A typical system configuration linking 20 gas detectors and 20 flame detectors is shown in Fig
Fig :Â Multi-drop Addressable System
Point IR Detectors Vs Open Path IR Detectors
In open path IR gas detectors, the concepts of the point IR detector are expanded to a gas sampling path which can be as long as 130 meters as opposed to a few inches internal to the instrument.
These systems can either use a retro-reflector or use separate IR transmitters and receivers housed in explosion-proof housings.
The active and reference wavelengths for hydrocarbon detection are alternately selected via a rotating filter wheel, while the source is a broadband IR emitter.
Open path IR detectors offer many of the same advantages as the point IR technology such as immunity to poisons, high sensitivity leak detection, low maintenance, fail-to-safe detection, and easy installation.
Unlike point gas detectors, open path IR detectors do not pinpoint the location of a leak since the leak can occur anywhere along the optical path.
The gas concentration output for open path detectors is therefore expressed in ppm.meters or LEL.meters since only the product of the average gas concentration and gas cloud length can be calculated.
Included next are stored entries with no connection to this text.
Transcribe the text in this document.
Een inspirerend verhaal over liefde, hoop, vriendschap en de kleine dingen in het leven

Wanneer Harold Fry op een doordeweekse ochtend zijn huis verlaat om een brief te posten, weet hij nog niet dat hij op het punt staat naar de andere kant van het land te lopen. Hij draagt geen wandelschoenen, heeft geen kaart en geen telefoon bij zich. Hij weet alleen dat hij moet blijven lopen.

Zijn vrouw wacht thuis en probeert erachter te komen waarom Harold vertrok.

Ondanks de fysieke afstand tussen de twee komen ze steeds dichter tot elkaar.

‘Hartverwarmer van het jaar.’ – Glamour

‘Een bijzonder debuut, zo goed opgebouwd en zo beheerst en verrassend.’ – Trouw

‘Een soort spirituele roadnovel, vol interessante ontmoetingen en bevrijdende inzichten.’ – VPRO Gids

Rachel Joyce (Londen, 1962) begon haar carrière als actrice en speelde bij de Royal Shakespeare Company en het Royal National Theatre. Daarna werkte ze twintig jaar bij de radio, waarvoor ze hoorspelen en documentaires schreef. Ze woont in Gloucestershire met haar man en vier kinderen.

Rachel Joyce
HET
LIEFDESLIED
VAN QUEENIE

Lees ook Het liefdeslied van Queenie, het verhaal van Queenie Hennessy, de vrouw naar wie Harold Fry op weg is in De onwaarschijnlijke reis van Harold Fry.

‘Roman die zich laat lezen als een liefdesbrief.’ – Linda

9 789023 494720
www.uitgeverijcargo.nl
This means that a small dense cloud of hydrocarbon gas could give the same output as a large dispersed cloud if the integral of the gas concentration over the path length were the same.
A unique feature is a dual range, ppm.m for small hydrocarbon leaks and LEL.m for more catastrophic leaks, with the ability to switch between ranges as required.
Open path systems are particularly useful in those situations where a gas release has been dispersed by wind or natural diffusion.
The gas can still be detected, even though its point concentration may have fallen below normal alarm settings for point detectors.
If a gas leak creates a cloud, it generally has the following characteristics:
- The highest gas concentration of a cloud is at the source and it decreases in concentration towards the edges.
- The shape of the gas cloud is elongated or has an irregular pattern, depending upon air currents.
- In outdoor environments gas clouds dissipate more quickly and can have very low gas concentrations
Open path systems have the advantage of being able to cover large open areas, a line of several potential leak sources such as a row of valves or pumps, and also for perimeter monitoring of leaks.
A mirror can also be used to deflect the optical beam around a corner to the receiver. Whereas hydrocarbon detection systems use relatively inexpensive components and are used to monitor larger leaks, more expensive diode laser based systems are currently available that can monitor toxic gases such as hydrogen fluoride and hydrogen sulfide at low ppm.meter levels.
Source : General Monitors
Hye Sir,
Thank you for the information regarding the point and path IR gas detector. I am interesting to know more about the point gas detector. Currently, I am doing a research on the placement of the gas detector. Based on my knowledge, IR gas detector is using a measuring chamber to calculate the LEL and UEL of the flammable gas. However, I found many gas detector layouts that have a coverage circle. May you explain more regarding the coverage circle? How they determine the coverage circle? Is that a cone of vision? But as far as I know, the cone of vision is only applicable for fire/flame detector.